In the future, it could be possible for nanomachines to burrow within any tumor and administer drugs that destroy cancer cells directly to a patient’s cancer.
BIOMOLMACS supervisor Professor Maria Vicent of the Valencia Biomedical Research Foundation in Spain creates tiny carriers that transport drugs to breast cancer cells.
Professor Jan van Hest from Eindhoven University of Technology in the Netherlands is another supervisor. He creates materials that can be utilized to transport vaccinations or nanomedicines within cells, particularly cancer cells.
Other distinguished experts from around Europe have contributed their expertise to Van Hest, Vicent, and Feringa.
Polymer nanoparticles are being developed by Professor Remzi Becer of the University of Warwick in the United Kingdom to deliver gene therapies to specific places within patients in the future. Since the particles can function as a key to open cells in the body, they are frequently coated sugars.

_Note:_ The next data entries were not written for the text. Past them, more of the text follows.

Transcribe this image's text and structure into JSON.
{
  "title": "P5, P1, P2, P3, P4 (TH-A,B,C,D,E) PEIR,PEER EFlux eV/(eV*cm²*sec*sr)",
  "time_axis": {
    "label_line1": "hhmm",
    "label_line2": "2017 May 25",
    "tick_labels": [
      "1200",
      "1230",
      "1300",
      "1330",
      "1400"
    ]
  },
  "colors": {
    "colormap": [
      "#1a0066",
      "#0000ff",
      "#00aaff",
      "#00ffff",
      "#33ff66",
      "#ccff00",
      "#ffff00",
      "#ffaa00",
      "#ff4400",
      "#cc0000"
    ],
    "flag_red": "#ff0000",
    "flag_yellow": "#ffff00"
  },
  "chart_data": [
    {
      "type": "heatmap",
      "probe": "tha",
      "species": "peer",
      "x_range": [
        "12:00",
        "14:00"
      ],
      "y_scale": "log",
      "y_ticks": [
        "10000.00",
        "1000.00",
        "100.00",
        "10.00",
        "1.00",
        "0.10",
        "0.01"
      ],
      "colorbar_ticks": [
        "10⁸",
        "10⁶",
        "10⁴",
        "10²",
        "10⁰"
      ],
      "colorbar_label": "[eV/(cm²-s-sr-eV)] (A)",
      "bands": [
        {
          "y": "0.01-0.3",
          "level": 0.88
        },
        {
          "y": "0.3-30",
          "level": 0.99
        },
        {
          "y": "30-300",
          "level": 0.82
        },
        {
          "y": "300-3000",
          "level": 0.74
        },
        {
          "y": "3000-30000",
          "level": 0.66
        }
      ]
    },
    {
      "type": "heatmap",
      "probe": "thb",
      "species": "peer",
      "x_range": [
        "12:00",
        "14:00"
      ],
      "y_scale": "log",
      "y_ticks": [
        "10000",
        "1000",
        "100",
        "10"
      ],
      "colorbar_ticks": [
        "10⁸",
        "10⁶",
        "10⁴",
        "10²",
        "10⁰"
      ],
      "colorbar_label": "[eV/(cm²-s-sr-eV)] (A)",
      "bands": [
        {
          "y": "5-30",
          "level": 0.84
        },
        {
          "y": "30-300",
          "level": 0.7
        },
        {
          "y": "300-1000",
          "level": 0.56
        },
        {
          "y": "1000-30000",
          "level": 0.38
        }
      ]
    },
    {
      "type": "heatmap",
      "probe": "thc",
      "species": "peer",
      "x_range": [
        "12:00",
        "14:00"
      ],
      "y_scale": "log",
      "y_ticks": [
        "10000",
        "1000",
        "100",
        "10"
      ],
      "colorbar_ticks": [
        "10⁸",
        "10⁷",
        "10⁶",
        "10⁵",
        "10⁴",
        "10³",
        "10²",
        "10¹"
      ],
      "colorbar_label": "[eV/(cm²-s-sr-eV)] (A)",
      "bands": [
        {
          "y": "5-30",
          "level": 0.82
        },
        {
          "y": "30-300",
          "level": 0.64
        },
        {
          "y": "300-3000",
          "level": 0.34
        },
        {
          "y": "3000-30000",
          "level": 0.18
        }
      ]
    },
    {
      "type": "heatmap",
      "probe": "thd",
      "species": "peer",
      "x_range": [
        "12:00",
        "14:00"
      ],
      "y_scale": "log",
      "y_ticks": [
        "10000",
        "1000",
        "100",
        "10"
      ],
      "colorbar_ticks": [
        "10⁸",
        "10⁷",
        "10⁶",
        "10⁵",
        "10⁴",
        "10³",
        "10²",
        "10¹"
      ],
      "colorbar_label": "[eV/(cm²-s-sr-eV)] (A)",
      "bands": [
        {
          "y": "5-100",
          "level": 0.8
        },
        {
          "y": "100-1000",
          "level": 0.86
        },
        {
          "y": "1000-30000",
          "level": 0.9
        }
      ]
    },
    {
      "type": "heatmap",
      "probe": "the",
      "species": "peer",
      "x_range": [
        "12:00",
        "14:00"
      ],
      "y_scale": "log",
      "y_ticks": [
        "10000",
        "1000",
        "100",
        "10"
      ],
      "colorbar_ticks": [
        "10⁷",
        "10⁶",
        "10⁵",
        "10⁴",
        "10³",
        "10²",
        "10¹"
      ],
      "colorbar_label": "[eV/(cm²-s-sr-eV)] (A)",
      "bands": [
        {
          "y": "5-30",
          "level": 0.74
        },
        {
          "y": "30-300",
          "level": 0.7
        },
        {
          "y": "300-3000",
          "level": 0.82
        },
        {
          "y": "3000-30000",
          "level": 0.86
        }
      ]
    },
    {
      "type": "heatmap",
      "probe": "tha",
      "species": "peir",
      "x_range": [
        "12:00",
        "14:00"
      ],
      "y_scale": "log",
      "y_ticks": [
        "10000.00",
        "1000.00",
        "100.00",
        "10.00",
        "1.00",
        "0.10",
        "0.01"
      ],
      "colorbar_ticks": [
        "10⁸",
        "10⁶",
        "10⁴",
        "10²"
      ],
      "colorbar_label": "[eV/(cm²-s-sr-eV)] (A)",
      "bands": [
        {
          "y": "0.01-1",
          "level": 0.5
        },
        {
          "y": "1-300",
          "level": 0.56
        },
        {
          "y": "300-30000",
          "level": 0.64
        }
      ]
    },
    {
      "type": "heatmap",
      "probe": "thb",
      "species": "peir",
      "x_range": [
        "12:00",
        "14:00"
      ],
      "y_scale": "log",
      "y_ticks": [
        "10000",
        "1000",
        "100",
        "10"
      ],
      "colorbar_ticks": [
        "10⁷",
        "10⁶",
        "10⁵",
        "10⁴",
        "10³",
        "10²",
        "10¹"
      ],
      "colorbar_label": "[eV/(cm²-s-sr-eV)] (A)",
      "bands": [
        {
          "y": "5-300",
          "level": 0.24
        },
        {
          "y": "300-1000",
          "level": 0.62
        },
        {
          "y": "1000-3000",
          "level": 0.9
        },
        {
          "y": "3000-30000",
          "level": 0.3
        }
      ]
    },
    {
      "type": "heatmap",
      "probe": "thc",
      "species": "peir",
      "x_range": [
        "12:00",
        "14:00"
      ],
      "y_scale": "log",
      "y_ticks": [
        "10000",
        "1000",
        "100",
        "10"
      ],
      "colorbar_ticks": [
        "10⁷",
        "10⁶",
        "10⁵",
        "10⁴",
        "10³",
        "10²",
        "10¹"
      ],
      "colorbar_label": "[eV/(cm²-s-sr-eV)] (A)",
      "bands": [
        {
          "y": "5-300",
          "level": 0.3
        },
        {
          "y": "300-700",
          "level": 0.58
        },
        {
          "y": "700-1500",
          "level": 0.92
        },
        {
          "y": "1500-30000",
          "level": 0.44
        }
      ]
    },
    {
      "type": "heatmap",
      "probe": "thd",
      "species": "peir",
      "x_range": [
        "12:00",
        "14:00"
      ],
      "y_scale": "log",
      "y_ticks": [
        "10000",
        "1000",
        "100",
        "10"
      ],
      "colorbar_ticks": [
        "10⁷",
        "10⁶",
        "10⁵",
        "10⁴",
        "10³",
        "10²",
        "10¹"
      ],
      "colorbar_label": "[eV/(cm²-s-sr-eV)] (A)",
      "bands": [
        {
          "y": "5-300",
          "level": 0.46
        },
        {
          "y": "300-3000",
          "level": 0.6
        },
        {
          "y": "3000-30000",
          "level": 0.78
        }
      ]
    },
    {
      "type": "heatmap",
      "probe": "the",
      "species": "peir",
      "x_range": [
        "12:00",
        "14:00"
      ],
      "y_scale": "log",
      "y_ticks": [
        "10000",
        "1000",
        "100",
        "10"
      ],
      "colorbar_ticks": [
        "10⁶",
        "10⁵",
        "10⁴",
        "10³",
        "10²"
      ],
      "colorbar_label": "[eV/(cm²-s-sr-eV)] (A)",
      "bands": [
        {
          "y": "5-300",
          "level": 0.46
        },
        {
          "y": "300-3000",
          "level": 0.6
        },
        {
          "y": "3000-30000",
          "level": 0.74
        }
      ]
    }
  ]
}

These synthetic sugars can interact with cell membranes and can give the particle a key to open the door and get a gene inside the cell.
Remzi Becer, Professor, University of Warwick
Becer oversees the project with fifteen doctorate candidates and mentors two scientists in their early careers.
Lipid nanoparticles, or small spheres formed of lipids that can get into cells without harm, are the subject of research by Professor Robin Shattock of Imperial College London, located in the UK. To develop COVID-19 vaccinations, lipid nanoparticles were the real breakthrough.
Emerging Talent
These elite European researchers could be teaching the next generation of medical professionals.
Becer added, “The next big change for the pharma industry will be to train our genes to prevent cancer or to fight against cancer.”
According to him, BIOMOLMACS could prepare scientists for positions at some of the companies that are creating nanomachines to deliver these types of biological drugs to certain organs.
Meanwhile, REBELLION’s Santos hopes that her findings can help cancer patients, whose treatments often leave them vulnerable to bacterial infections.
Santos concluded, “My good friend had beaten cancer but then she died of an infection. I remember when the doctor said: “the bacteria is resistant to everything – there’s nothing we can do.”
She intends to make sure that physicians never have to say anything like this.
The EU provided funding for the research in this article through the Marie Skłodowska-Curie Actions (MSCA).
Journal Reference:
Antimicrobial Resistance Collaborators (2023) Global burden of bacterial antimicrobial resistance in 2019: a systematic analysis. Lancet. doi:10.1016/S0140-6736(21)02724-0.